Relationship between \(C\) and margin#

We now plot the decision boundary and the supporting hyperplane for the following values of \(C\).

(1) \(C = 0.01\)

(2) \(C = 0.1\)

(3) \(C = 1\)

(4) \(C = 10\)

We shall plot all of them in a \(2 \times 2\) subplot and study the tradeoff between the following quantities:

(1) Width of the margin.

(2) Number of points that lie within the margin or on the wrong side. This is often called margin violation.

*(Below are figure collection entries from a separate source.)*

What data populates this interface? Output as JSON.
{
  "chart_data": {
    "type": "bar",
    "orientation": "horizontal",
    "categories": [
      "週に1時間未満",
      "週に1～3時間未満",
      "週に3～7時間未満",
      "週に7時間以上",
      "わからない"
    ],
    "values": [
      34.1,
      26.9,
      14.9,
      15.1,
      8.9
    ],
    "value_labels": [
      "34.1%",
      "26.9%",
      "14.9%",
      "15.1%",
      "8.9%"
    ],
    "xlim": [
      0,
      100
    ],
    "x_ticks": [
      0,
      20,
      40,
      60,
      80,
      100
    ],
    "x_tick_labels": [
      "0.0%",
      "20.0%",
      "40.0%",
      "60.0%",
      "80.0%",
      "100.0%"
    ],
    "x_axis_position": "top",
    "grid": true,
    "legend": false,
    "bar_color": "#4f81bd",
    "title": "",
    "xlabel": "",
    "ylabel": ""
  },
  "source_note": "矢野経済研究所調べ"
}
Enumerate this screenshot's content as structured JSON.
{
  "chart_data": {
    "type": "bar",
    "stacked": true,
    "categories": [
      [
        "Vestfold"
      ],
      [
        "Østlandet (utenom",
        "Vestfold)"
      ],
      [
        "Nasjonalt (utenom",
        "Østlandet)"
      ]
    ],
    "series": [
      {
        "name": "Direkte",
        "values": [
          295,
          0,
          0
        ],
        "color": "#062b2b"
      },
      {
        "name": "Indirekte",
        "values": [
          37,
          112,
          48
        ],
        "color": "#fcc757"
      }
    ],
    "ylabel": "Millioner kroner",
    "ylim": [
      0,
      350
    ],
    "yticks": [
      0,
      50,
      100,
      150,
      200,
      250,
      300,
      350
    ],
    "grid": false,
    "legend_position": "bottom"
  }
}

# example of a lambda function
f = lambda x: x ** 2
f(10)

plt.rcParams['figure.figsize'] = [10, 10]

def train(C):
    d, n = X.shape
    # Step-1
    Y = np.diag(y)
    # Step-2
    Q = Y.T @ X.T @ X @ Y
    # Step-3
    f = lambda alpha: 0.5 * alpha.T @ Q @ alpha - alpha.sum()
    # Optimize
    alpha_init = np.zeros(n)
    res = optimize.minimize(
        f,
        alpha_init,
        bounds = optimize.Bounds(0, C)
    )
    alpha_star = res.x
    # Weight vector
    w_star = X @ Y @ alpha_star
    # Support vectors
    X_sup = X[:, alpha_star > 0]
    y_sup = y[alpha_star > 0]
    y_sup_color = np.where(y_sup == 1, 'green', 'red')
    return (alpha_star, w_star,
            X_sup, y_sup, y_sup_color
    )

def plot_db(w):
    # Scatter plot for the dataset
    y_color = np.where(y == 1, 'green', 'red')
    plt.scatter(
        X[0, :], X[1, :],
        c = y_color, alpha = 0.3
    )
    plt.scatter(
        X_sup[0, :], X_sup[1, :],
        c = y_sup_color
    )
    plt.axhline(
        color = 'black',
        linestyle = '--',
        linewidth = 0.5
    )
    plt.axvline(
        color = 'black',
        linestyle = '--',
        linewidth = 0.5
    )
    # decision boundary
    x_db = np.linspace(-4, 4)
    y_db = -w[0] / w[1] * x_db
    plt.plot(x_db, y_db, color = 'black')
    # supporting hyperplanes
    y_sup_1 = 1 / w[1] - w[0] / w[1] * x_db
    y_sup_2 = -1 / w[1] - w[0] / w[1] * x_db
    plt.plot(
        x_db, y_sup_1,
        color = 'gray',
        linestyle = '--'
    )
    plt.plot(
        x_db, y_sup_2,
        color = 'gray',
        linestyle = '--'
    )
    plt.title(f'C = {C}')
    plt.xlim(-10, 10)
    plt.ylim(-10, 10)

count = 1
for C in [0.01, 0.1, 1, 10]:
    alpha_star, w_star, X_sup, y_sup, y_sup_color = train(C)
    plt.subplot(2, 2, count)
    plot_db(w_star)
    count += 1

../_images/963b62bea245260197713de3b9b894b03e5cb174bde667bb0d3edb8e3217aa9b.png

As \(C\) increases, the width of the margin decreases and fewer points violate the margin. Ideally, we would have to finetune for \(C\) using a validation dataset or using cross validation.